Whatever the intent, it is what it is now. I finished the first episode of Bear Stearns Bravo a few days ago, and I have to say that I really liked it. It's totally up my alley in both style and taste. I might drop 7 dollars on it, simply because I think the first episode was pretty fun. It’s an over-the-top capitalist dystopian epic about the financial meltdown as told through the lens of the 1980’s. The themes addressed by Horse_ebooks (in any of its incarnations), however, were not to be seen at all.
Ultimately, I suppose I’m deeply ambivalent about the entire thing. It's a false advertisement (thanks to ARGs' traditional familiarity with marketing techniques) for the fake-yet-monetizable social network Bravo that was supported by a "real," yet failed, marketing tool, Horse_ebooks, that was combined with an overt attempt to game the Youtube and Google systems to create (and comment on, if you are feeling generous) an easily exploitable "organic" audience through Pronunciation Book, with which the creators sought to turn into monetary support for a game that takes all these contemporary and relevant thoughts and happenings and then contextualize them within the framework of a late 1980's era view of the future and the internet.
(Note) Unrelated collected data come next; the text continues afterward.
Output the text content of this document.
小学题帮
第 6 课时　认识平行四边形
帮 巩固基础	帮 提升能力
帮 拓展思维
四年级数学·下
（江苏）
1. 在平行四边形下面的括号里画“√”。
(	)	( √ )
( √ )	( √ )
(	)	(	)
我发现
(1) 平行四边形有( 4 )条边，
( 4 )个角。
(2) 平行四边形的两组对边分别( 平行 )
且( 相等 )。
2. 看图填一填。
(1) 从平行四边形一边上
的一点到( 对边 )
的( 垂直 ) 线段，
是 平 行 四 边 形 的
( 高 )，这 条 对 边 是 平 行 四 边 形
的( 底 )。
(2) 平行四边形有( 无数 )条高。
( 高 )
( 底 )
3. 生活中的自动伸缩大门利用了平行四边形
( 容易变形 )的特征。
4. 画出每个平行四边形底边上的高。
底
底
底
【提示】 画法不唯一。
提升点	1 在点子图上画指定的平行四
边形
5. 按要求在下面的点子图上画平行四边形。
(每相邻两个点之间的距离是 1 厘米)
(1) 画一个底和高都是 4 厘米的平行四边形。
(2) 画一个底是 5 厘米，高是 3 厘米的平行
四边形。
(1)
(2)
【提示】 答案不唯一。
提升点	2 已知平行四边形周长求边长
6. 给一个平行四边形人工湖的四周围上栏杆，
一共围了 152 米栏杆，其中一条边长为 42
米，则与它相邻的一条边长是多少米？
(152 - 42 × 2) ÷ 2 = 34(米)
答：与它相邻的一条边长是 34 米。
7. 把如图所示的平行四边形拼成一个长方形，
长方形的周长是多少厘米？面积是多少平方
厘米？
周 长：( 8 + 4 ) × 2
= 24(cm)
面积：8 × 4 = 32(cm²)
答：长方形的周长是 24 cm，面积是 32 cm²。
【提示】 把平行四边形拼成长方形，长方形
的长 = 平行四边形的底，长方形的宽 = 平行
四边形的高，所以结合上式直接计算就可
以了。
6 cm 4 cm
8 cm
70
I think that Horse_ebooks and Pronunciation Book could have been really interesting art projects on their own and separately. They needed to come to an end eventually, and how those ends were handled clearly left much to be desired. Bear Stearns Bravo could also be a really interesting interactive project in its own right. Where it all falls apart is that the creators of these projects made them connect.